`Right-wing England' rebels over budgets

3rd March 1995 at 00:00
A grant-maintained school in Gloucestershire which is facing the loss of up to eight teachers may be forced to close next month.

Governors at Rednock school in Dursley have told the Education Secretary that they cannot set a budget that will ensure adequate health and safety standards and deliver the national curriculum. Rednock, like all Gloucestershire secondaries, faces a 5 per cent cut to its budget. Its problems are particularly acute as the 1970s' school with 18 temporary classrooms has high maintenance bills.

The 1,250-pupil school was praised by inspectors last term as giving " good value from money".

Although Gloucestershire comes under the Common Funding Formula (CFF) - the system being phased in for GM schools - spending on all secondary schools is still subject to Government limits.

County councillors have agreed a budget Pounds 4 million above their limit but will have to wait until April at the earliest for a decision from the Government.

Rednock governors meet on March 30 - one day before they have to agree a budget - to decide what action to take. It is unclear what would happen if they did not set a budget as the Funding Agency, which administers GM finances, would not get involved though the Education Secretary does have powers to remove governors.

John Pritchard, head of Rednock, said: "I will have to cease all payments from April 1 unless the governors or somebody else sets a budget for us and that can only mean closing the school."

The 5 per cent cut that the county's schools face comes on top of cuts of 11 per cent over the past four years.

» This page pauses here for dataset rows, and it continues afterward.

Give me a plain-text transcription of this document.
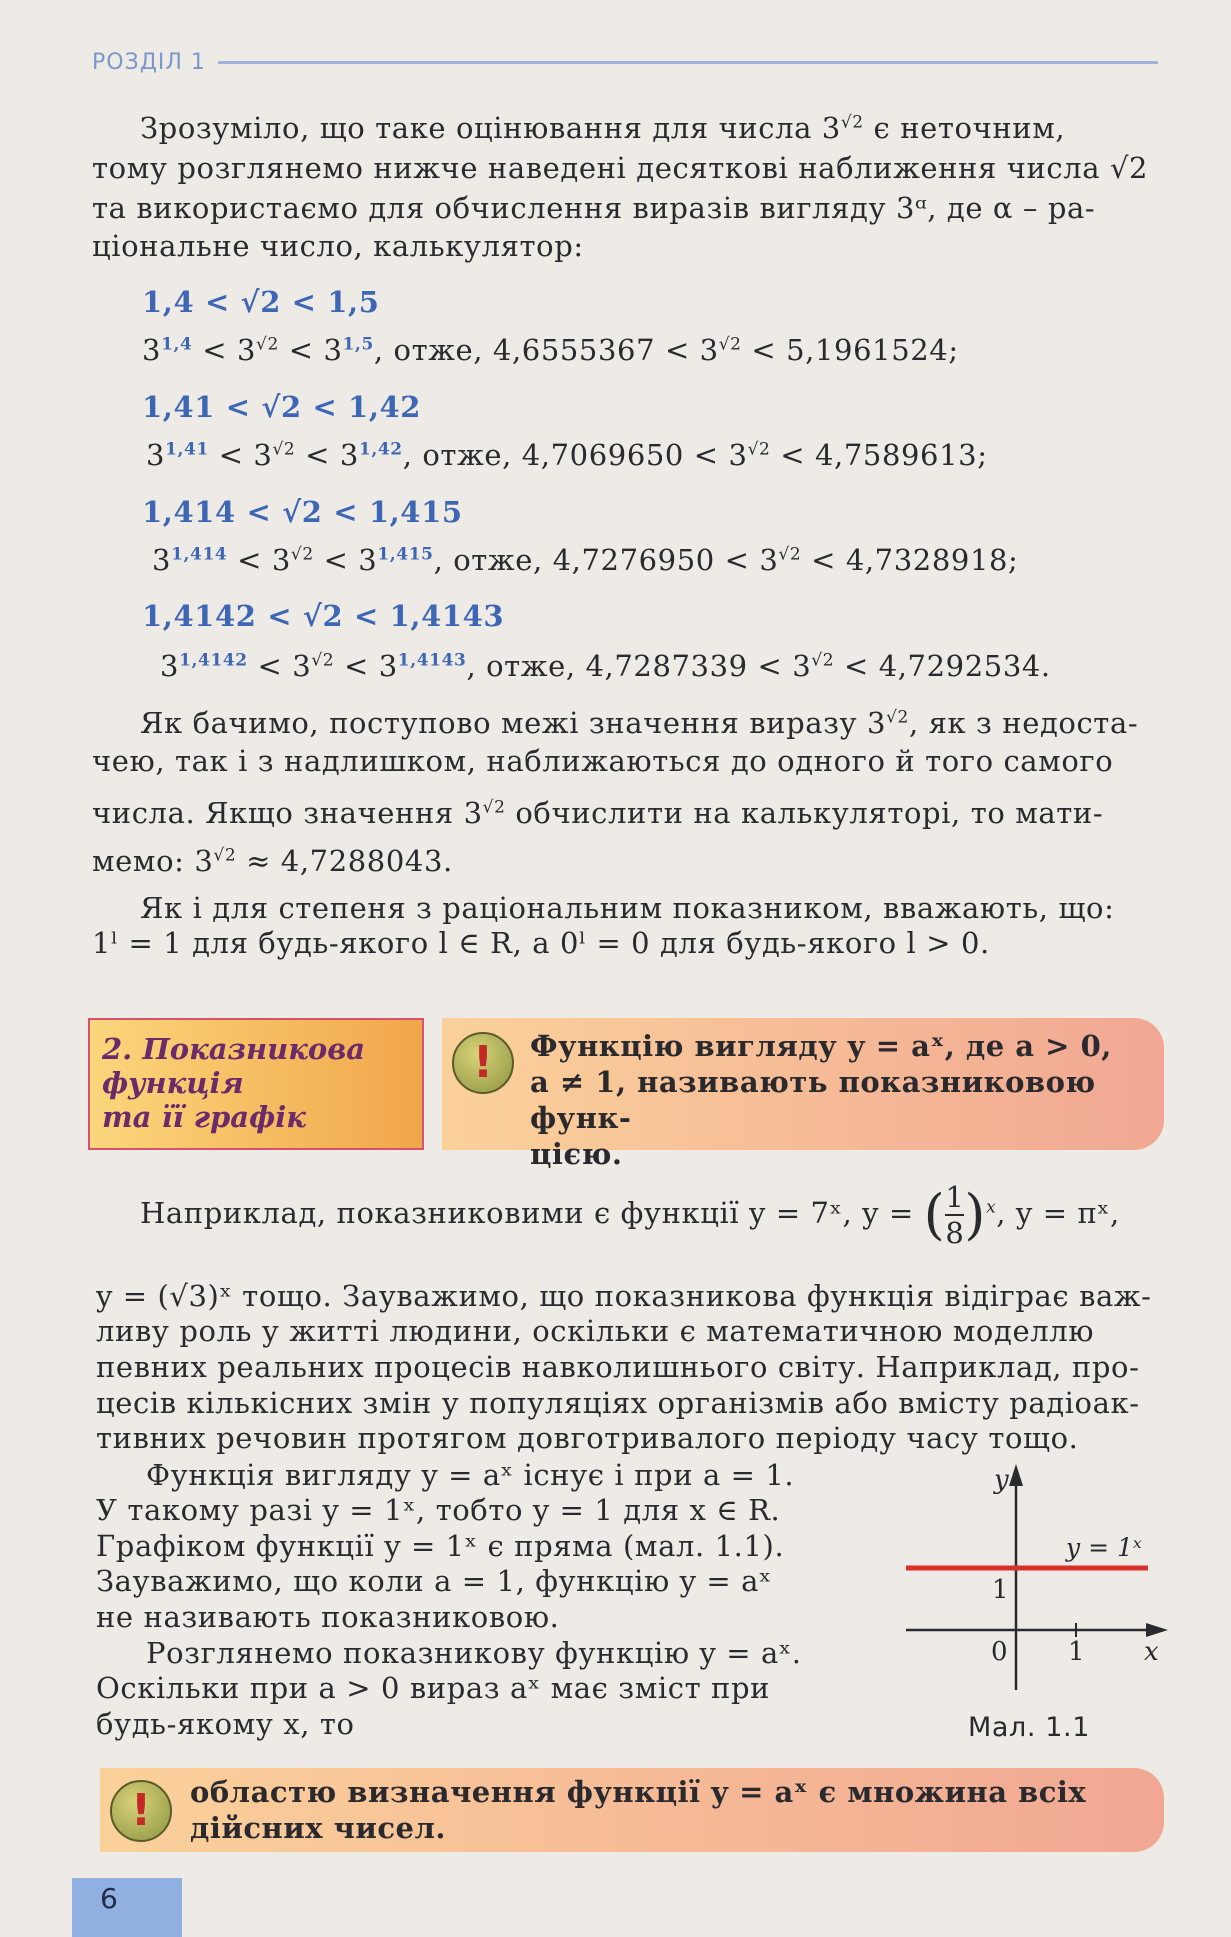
РОЗДІЛ 1
Зрозуміло, що таке оцінювання для числа $3^{√2}$ є неточним,
тому розглянемо нижче наведені десяткові наближення числа √2
та використаємо для обчислення виразів вигляду 3ᵅ, де α – ра-
ціональне число, калькулятор:
1,4 < √2 < 1,5
$3^{1,4} < 3^{√2} < 3^{1,5}$, отже, $4,6555367 < 3^{√2} < 5,1961524$;
1,41 < √2 < 1,42
$3^{1,41} < 3^{√2} < 3^{1,42}$, отже, $4,7069650 < 3^{√2} < 4,7589613$;
1,414 < √2 < 1,415
$3^{1,414} < 3^{√2} < 3^{1,415}$, отже, $4,7276950 < 3^{√2} < 4,7328918$;
1,4142 < √2 < 1,4143
$3^{1,4142} < 3^{√2} < 3^{1,4143}$, отже, $4,7287339 < 3^{√2} < 4,7292534$.
Як бачимо, поступово межі значення виразу $3^{√2}$, як з недоста-
чею, так і з надлишком, наближаються до одного й того самого
числа. Якщо значення $3^{√2}$ обчислити на калькуляторі, то мати-
мемо: $3^{√2} \approx 4,7288043$.
Як і для степеня з раціональним показником, вважають, що:
1ˡ = 1 для будь-якого l ∈ R, а 0ˡ = 0 для будь-якого l > 0.
2. Показникова
функція
та її графік
!	Функцію вигляду y = aˣ, де a > 0,
a ≠ 1, називають показниковою функ-
цією.
Наприклад, показниковими є функції y = 7ˣ, y = ( $\frac{1}{8} )^x$, y = πˣ,
y = (√3)ˣ тощо. Зауважимо, що показникова функція відіграє важ-
ливу роль у житті людини, оскільки є математичною моделлю
певних реальних процесів навколишнього світу. Наприклад, про-
цесів кількісних змін у популяціях організмів або вмісту радіоак-
тивних речовин протягом довготривалого періоду часу тощо.
Функція вигляду y = aˣ існує і при a = 1.
У такому разі y = 1ˣ, тобто y = 1 для x ∈ R.
Графіком функції y = 1ˣ є пряма (мал. 1.1).
Зауважимо, що коли a = 1, функцію y = aˣ
не називають показниковою.
Розглянемо показникову функцію y = aˣ.
Оскільки при a > 0 вираз aˣ має зміст при
будь-якому x, то
y
x
0 1
1
y = 1ˣ
Мал. 1.1
!	областю визначення функції y = aˣ є множина всіх
дійсних чисел.
6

Mike Redman, chair of Gloucestershire Secondary Heads Association, said: "This is not a militant county. It is Gatcombe Park, Prince Charles, Cheltenham. It is everything that is quintessentially right-wing England. If you have got this level of anger here, it shows just how bad things have become."

Essex, also covered by the CFF, put Pounds 1.3m into building grants for LEA schools to try to cushion them from the cuts. A spokesman estimated this would mean LEA secondaries were on average Pounds 20,000 worse off, compared to about Pounds 60,000 in county GM schools.